Dallo storico referendum del 2016 sono già passati più di due anni, in questo tempo il Regno Unito e l'Unione Europea si sono impegnati nelle complesse trattative che dovrebbero portare all'uscita dall'Europa entro il 29 marzo 2019. Dopo i complessi negoziati, la premier e il suo team sembravano essere giunti ad una conclusione, ottenendo anche l'approvazione dei 27 membri dell'Unione Europea lo scorso novembre a Bruxelles, passando la palla di fatto a Westminster che deve adesso esprime la propria opinione a riguardo. Era l'11 dicembre scorso quando la Theresa May aveva deciso di annullare il voto di Westminster, definendolo un fallimento preannunciato.

15 gennaio: da allora cosa è cambiato?

Poco, forse nulla, i nodi principali delle trattative rimangono aperti e irrisolti: Bruxelles si riafferma convinta della validità dell'accordo raggiunto e chiude le porte ad ulteriori negoziati e così, Londra sembra viaggiare su un treno ad alta velocità in direzione di un no deal.

Gli scenari sembrano drammatici e se oggi la May non riuscirà a strappare un sì ai Comuni, la Gran Bretagna si ritroverà ad essere un "third country", in collaborazione con l'Unione tramite WTO (l'Organizzazione Mondiale del Commercio). Tradotto in termini economico-finanziari, questo significherebbe ispezioni e rigide dogane su tutte le merci provenienti dal Regno Unito in esportazione verso l’Europa e viceversa, innalzamento di frontiere tra l’Irlanda e l’Irlanda del Nord (poiché rappresenta l’unico confine fisico tra UK e UE), la perdita di ingenti somme di capitali e di investimenti scaturiti dall’esistenza sul suolo inglese di sedi europee che per lungo tempo hanno reso Londra uno dei centri finanziari più importanti d’Europa.

Per non parlare dell’inflazione e dei dazi alle stelle, insieme al disagio di oltre 3 milioni di europei tra cui molti italiani residenti in Inghilterra, che perderebbero il diritto alla dimora permanente e all’assistenza sanitaria.

Da Churchill a Wilson fino alla Thatcher, gli inglesi non hanno mai nutrito un grande senso di appartenenza alla fede europea.

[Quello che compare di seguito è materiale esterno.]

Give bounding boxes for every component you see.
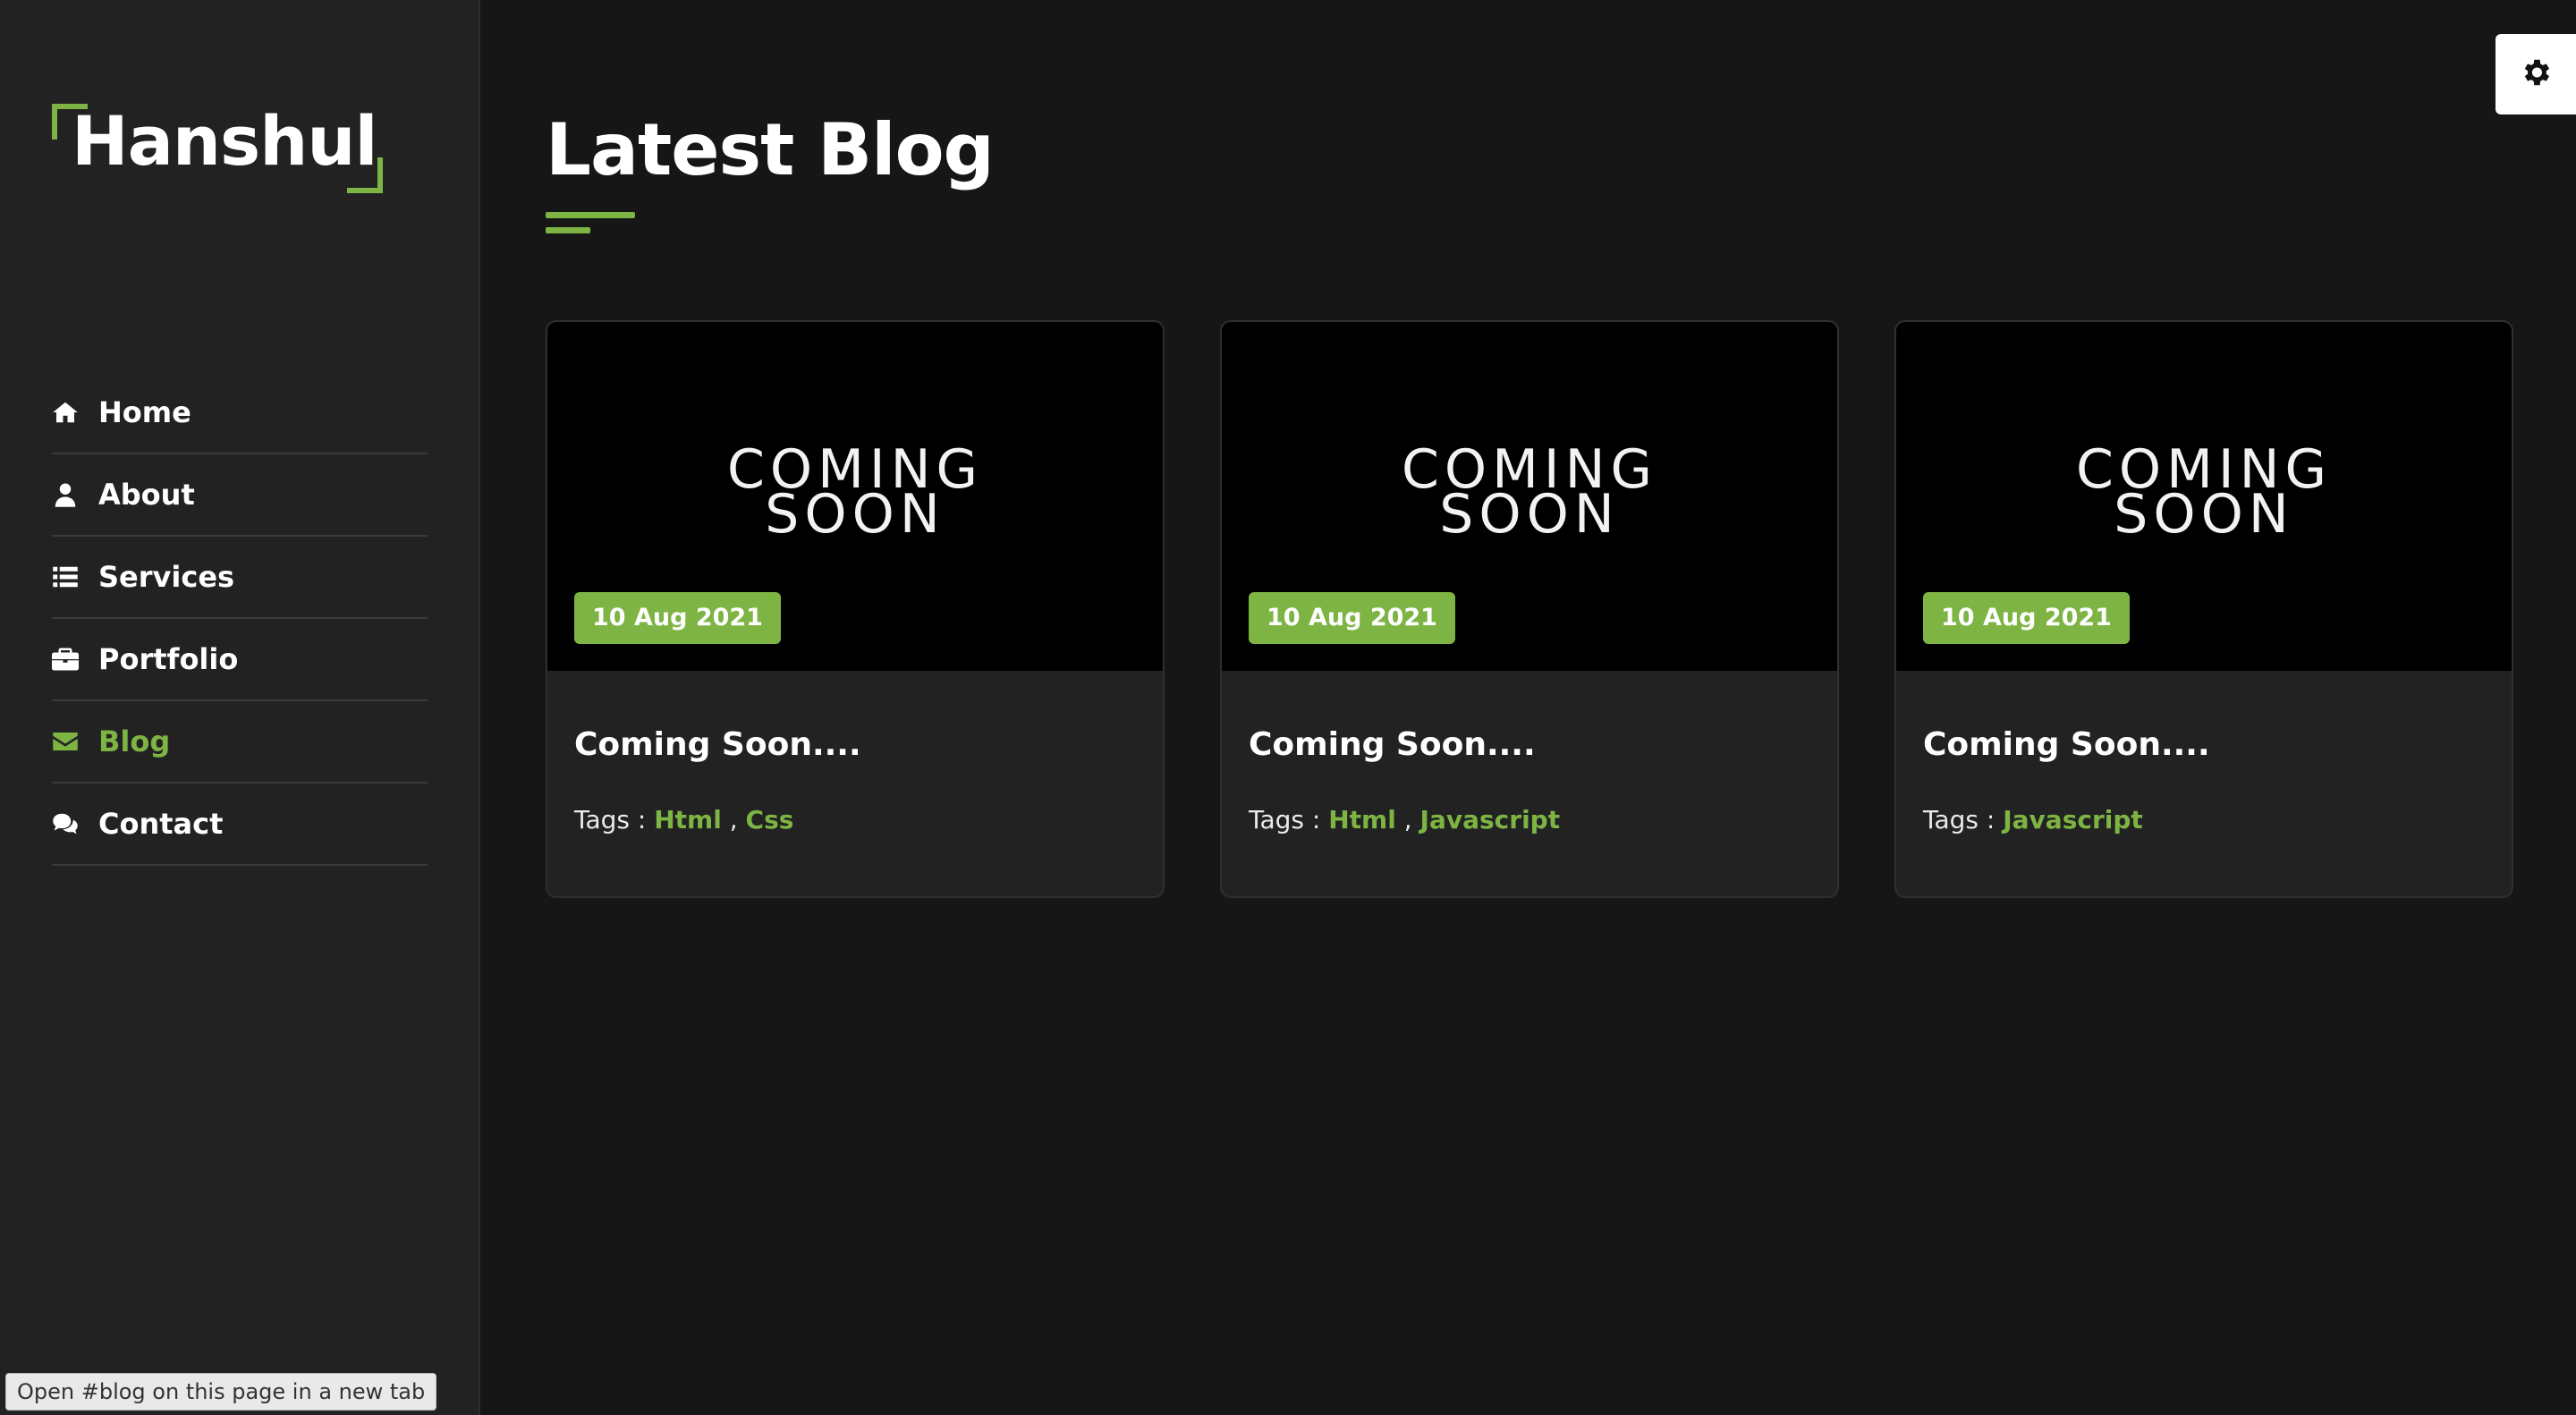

Dall’entrata tardiva nell’Unione, al mancato inserimento dell’euro zona, fino alle numerose clausole ed eccezioni ad essa riservate in ogni trattato rispetto ai restanti 27, la storia ci insegna che l’euroscetticismo in Inghilterra non è infatti una novità. Socialmente ed economicamente sviluppato, oggi il Regno Unito è uno dei paesi europei con il più alto tasso di vita.

L'economia e la popolazione inglese sono davvero pronte a reggere questa bocciatura?

I più ottimisti guardano la Gran Bretagna come ad una seconda Norvegia, non ufficialmente membro UE ma da sembra partner nel mercato unico, nella Politica riguardante la pesca e perfino sugli accordi di Schengen. Ma studiando a fondo la situazione della Norvegia non è difficile intuire che il (quasi ex) membro britannico non ha i fondi e le caratteristiche per poter emulare il paese scandinavo.

Dai più ottimisti ai più scettici, c’è chi come Jeremy Corbyn non attende altro che una bocciatura per gettare sul tavolo una mozione di sfiducia che porterebbe il Regno a nuove elezioni e, probabilmente ad un collasso conservatore in favore di un decollo laburista.

Dal canto suo Theresa May non si arrende, dicendosi convinta di poter ancora strappare un sì prima del tanto atteso 29 marzo, mentre c’è chi ancora crede nell’ipotesi di un secondo referendum che capovolgerebbe del tutto la situazione. Fin dal principio la Brexit e i suoi sviluppi hanno scioccato l'opinione europea, sradicando ogni pronostico, se dal canto suo l'Europa non può più far nulla forse è caso di restare in silenzio a guardare fino a dove la Gran Bretagna ha intenzione di arrivare.